Perhaps it started with the spoiled spinach in my refrigerator. One thing I hate is to throw away what should have been really good food, but this bag of organic spinach got away on me. I didn’t get around to using it quickly enough, and when I did finally open it, parts were slimy. This irritates me for a variety of reasons: 1) I wasted money paying for the organic food I didn’t use; 2) I didn’t cook the nutritious meal I had intended when I bought the spinach and instead probably ate something more convenient and less healthy (and therefore my family did, too); 3) I threw away food because I have so much of it available that I just didn’t get to it before it spoiled. That last one is espcially absurd in a world where so many are hungry. Irritating and self-inflicted, all of it.

Another day, I read that in a study of meat for sale in the U.S., nearly half of the samples tested were positive for staph bacteria, and most of the bacateria was a form that’s resistant to antibiotics. They attibuted it to the antibiotics given to animals to increase growth and (ironically) prevent infection in production facilities. That got me to thinking about where my most recent meat purchases came from, and, again, the risk to my family.

Even my dog’s food has been causing me challenges. He recently joined our family from a foster home where he had been eating a decent but ridiculously expensive food. We began the process of switching him to a better rated and less expensive food, only to have him throw it all up – more than once. Clearly finding something that we feel good about feeding him and yet will fit within our budget is going be more difficult (and unpleasant – for all of us!) than we had anticipated.
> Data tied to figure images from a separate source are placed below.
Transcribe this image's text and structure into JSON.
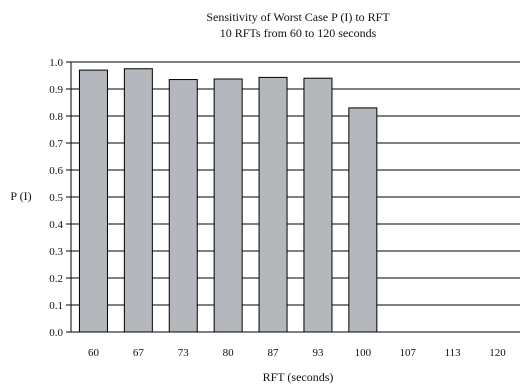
{
  "chart_data": {
    "type": "bar",
    "title": "Sensitivity of Worst Case P (I) to RFT",
    "subtitle": "10 RFTs from 60 to 120 seconds",
    "xlabel": "RFT (seconds)",
    "ylabel": "P (I)",
    "categories": [
      "60",
      "67",
      "73",
      "80",
      "87",
      "93",
      "100",
      "107",
      "113",
      "120"
    ],
    "values": [
      0.97,
      0.975,
      0.935,
      0.937,
      0.943,
      0.94,
      0.83,
      null,
      null,
      null
    ],
    "ylim": [
      0,
      1.0
    ],
    "yticks": [
      "0.0",
      "0.1",
      "0.2",
      "0.3",
      "0.4",
      "0.5",
      "0.6",
      "0.7",
      "0.8",
      "0.9",
      "1.0"
    ],
    "grid": true,
    "legend": "none",
    "colors": {
      "bar": "#b4b7bc",
      "bar_stroke": "#000000",
      "grid": "#000000"
    }
  }
}
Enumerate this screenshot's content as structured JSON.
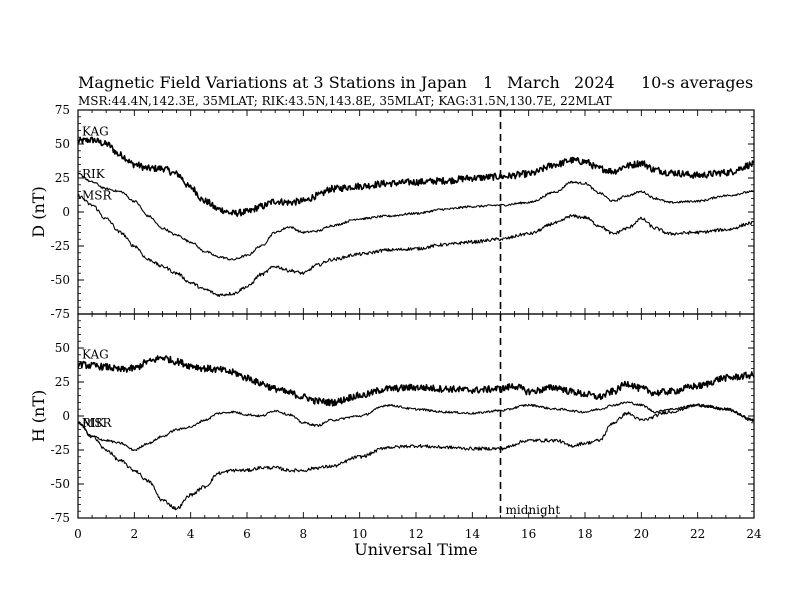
{
  "header": {
    "title": "Magnetic Field Variations at 3 Stations in Japan",
    "day": "1",
    "month": "March",
    "year": "2024",
    "averages": "10-s averages",
    "stations_line": "MSR:44.4N,142.3E, 35MLAT;  RIK:43.5N,143.8E, 35MLAT;  KAG:31.5N,130.7E, 22MLAT"
  },
  "chart_data": [
    {
      "type": "line",
      "panel": "top",
      "ylabel": "D (nT)",
      "ylim": [
        -75,
        75
      ],
      "yticks": [
        "75",
        "50",
        "25",
        "0",
        "-25",
        "-50",
        "-75"
      ],
      "xlim": [
        0,
        24
      ],
      "series": [
        {
          "name": "KAG",
          "noise": 2.5,
          "x": [
            0,
            0.5,
            1,
            1.5,
            2,
            2.5,
            3,
            3.5,
            4,
            4.5,
            5,
            5.5,
            6,
            6.5,
            7,
            7.5,
            8,
            8.5,
            9,
            10,
            11,
            12,
            13,
            14,
            15,
            16,
            17,
            17.5,
            18,
            18.5,
            19,
            19.5,
            20,
            20.5,
            21,
            22,
            23,
            24
          ],
          "y": [
            52,
            53,
            50,
            42,
            35,
            32,
            32,
            28,
            18,
            8,
            2,
            -1,
            0,
            4,
            8,
            7,
            8,
            12,
            17,
            19,
            21,
            22,
            23,
            25,
            26,
            28,
            35,
            38,
            37,
            32,
            30,
            34,
            36,
            31,
            29,
            27,
            29,
            35
          ]
        },
        {
          "name": "RIK",
          "noise": 0.8,
          "x": [
            0,
            0.5,
            1,
            1.5,
            2,
            2.5,
            3,
            3.5,
            4,
            4.5,
            5,
            5.5,
            6,
            6.5,
            7,
            7.5,
            8,
            8.5,
            9,
            10,
            11,
            12,
            13,
            14,
            15,
            16,
            17,
            17.5,
            18,
            18.5,
            19,
            19.5,
            20,
            20.5,
            21,
            22,
            23,
            24
          ],
          "y": [
            28,
            22,
            17,
            15,
            8,
            -3,
            -12,
            -17,
            -22,
            -29,
            -33,
            -35,
            -32,
            -25,
            -15,
            -11,
            -15,
            -14,
            -10,
            -5,
            -3,
            -1,
            2,
            4,
            5,
            7,
            15,
            22,
            21,
            14,
            8,
            12,
            15,
            10,
            7,
            8,
            12,
            15
          ]
        },
        {
          "name": "MSR",
          "noise": 1.2,
          "x": [
            0,
            0.5,
            1,
            1.5,
            2,
            2.5,
            3,
            3.5,
            4,
            4.5,
            5,
            5.5,
            6,
            6.5,
            7,
            7.5,
            8,
            8.5,
            9,
            10,
            11,
            12,
            13,
            14,
            15,
            16,
            17,
            17.5,
            18,
            18.5,
            19,
            19.5,
            20,
            20.5,
            21,
            22,
            23,
            24
          ],
          "y": [
            12,
            5,
            -5,
            -15,
            -25,
            -35,
            -40,
            -45,
            -52,
            -57,
            -61,
            -60,
            -55,
            -46,
            -40,
            -43,
            -45,
            -39,
            -35,
            -31,
            -28,
            -27,
            -24,
            -22,
            -20,
            -16,
            -8,
            -3,
            -4,
            -10,
            -16,
            -12,
            -5,
            -12,
            -16,
            -15,
            -13,
            -8
          ]
        }
      ]
    },
    {
      "type": "line",
      "panel": "bottom",
      "ylabel": "H (nT)",
      "ylim": [
        -75,
        75
      ],
      "yticks": [
        "50",
        "25",
        "0",
        "-25",
        "-50",
        "-75"
      ],
      "xlim": [
        0,
        24
      ],
      "xticks": [
        "0",
        "2",
        "4",
        "6",
        "8",
        "10",
        "12",
        "14",
        "16",
        "18",
        "20",
        "22",
        "24"
      ],
      "xlabel": "Universal Time",
      "annotation": {
        "x": 15,
        "label": "midnight"
      },
      "series": [
        {
          "name": "KAG",
          "noise": 2.5,
          "x": [
            0,
            0.5,
            1,
            1.5,
            2,
            2.5,
            3,
            3.5,
            4,
            4.5,
            5,
            5.5,
            6,
            6.5,
            7,
            7.5,
            8,
            8.5,
            9,
            10,
            11,
            12,
            13,
            14,
            15,
            15.5,
            16,
            17,
            17.5,
            18,
            18.5,
            19,
            19.5,
            20,
            20.5,
            21,
            22,
            23,
            24
          ],
          "y": [
            38,
            37,
            36,
            34,
            35,
            40,
            43,
            40,
            37,
            35,
            34,
            32,
            28,
            24,
            20,
            17,
            14,
            11,
            10,
            15,
            20,
            21,
            20,
            19,
            20,
            22,
            18,
            21,
            18,
            16,
            14,
            18,
            24,
            20,
            17,
            18,
            22,
            28,
            30
          ]
        },
        {
          "name": "RIK",
          "noise": 0.8,
          "x": [
            0,
            0.5,
            1,
            1.5,
            2,
            2.5,
            3,
            3.5,
            4,
            4.5,
            5,
            5.5,
            6,
            6.5,
            7,
            7.5,
            8,
            8.5,
            9,
            10,
            11,
            12,
            13,
            14,
            15,
            16,
            17,
            18,
            18.5,
            19,
            19.5,
            20,
            20.5,
            21,
            22,
            23,
            24
          ],
          "y": [
            -5,
            -15,
            -18,
            -20,
            -25,
            -20,
            -15,
            -10,
            -8,
            -3,
            2,
            3,
            1,
            0,
            4,
            1,
            -5,
            -7,
            -3,
            0,
            8,
            5,
            3,
            2,
            4,
            8,
            5,
            3,
            5,
            8,
            10,
            8,
            3,
            5,
            8,
            5,
            -3
          ]
        },
        {
          "name": "MSR",
          "noise": 1.2,
          "x": [
            0,
            0.5,
            1,
            1.5,
            2,
            2.5,
            3,
            3.5,
            4,
            4.5,
            5,
            5.5,
            6,
            6.5,
            7,
            7.5,
            8,
            8.5,
            9,
            10,
            11,
            12,
            13,
            14,
            15,
            16,
            17,
            17.5,
            18,
            18.5,
            19,
            19.5,
            20,
            21,
            22,
            23,
            24
          ],
          "y": [
            -5,
            -15,
            -25,
            -33,
            -40,
            -48,
            -62,
            -68,
            -58,
            -52,
            -42,
            -40,
            -40,
            -38,
            -38,
            -40,
            -40,
            -38,
            -37,
            -30,
            -23,
            -22,
            -23,
            -24,
            -24,
            -18,
            -18,
            -22,
            -20,
            -18,
            -5,
            2,
            -3,
            3,
            8,
            5,
            -3
          ]
        }
      ]
    }
  ]
}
Thinking about affordable, nutritious food for people is a big enough issue in our world. I admit: I hadn’t really considered the multi-million dollar pet food industry!

I could continue, but I’ll spare you. The point is that all these little, individual incidents add up. Some weeks I take it in stride, but other times I just want to quit thinking about food and eat whatever is easy, inexpensive, and tastes good. I can certainly understand how people end up eating fast food several days a week.

I’m guessing I’m not the only one who sometimes feels overwhelmed by all the ways that food decisions impact us and our world. So, I take it upon myself to say: cut yourself some slack. No one can tackle it all, all of the time. So throw away the occassional bag of spinach, and eat a less-healthy, convenient meal once in a while.  Do what you need to rejuvinate, and come back fighting! I’ll try to do the same.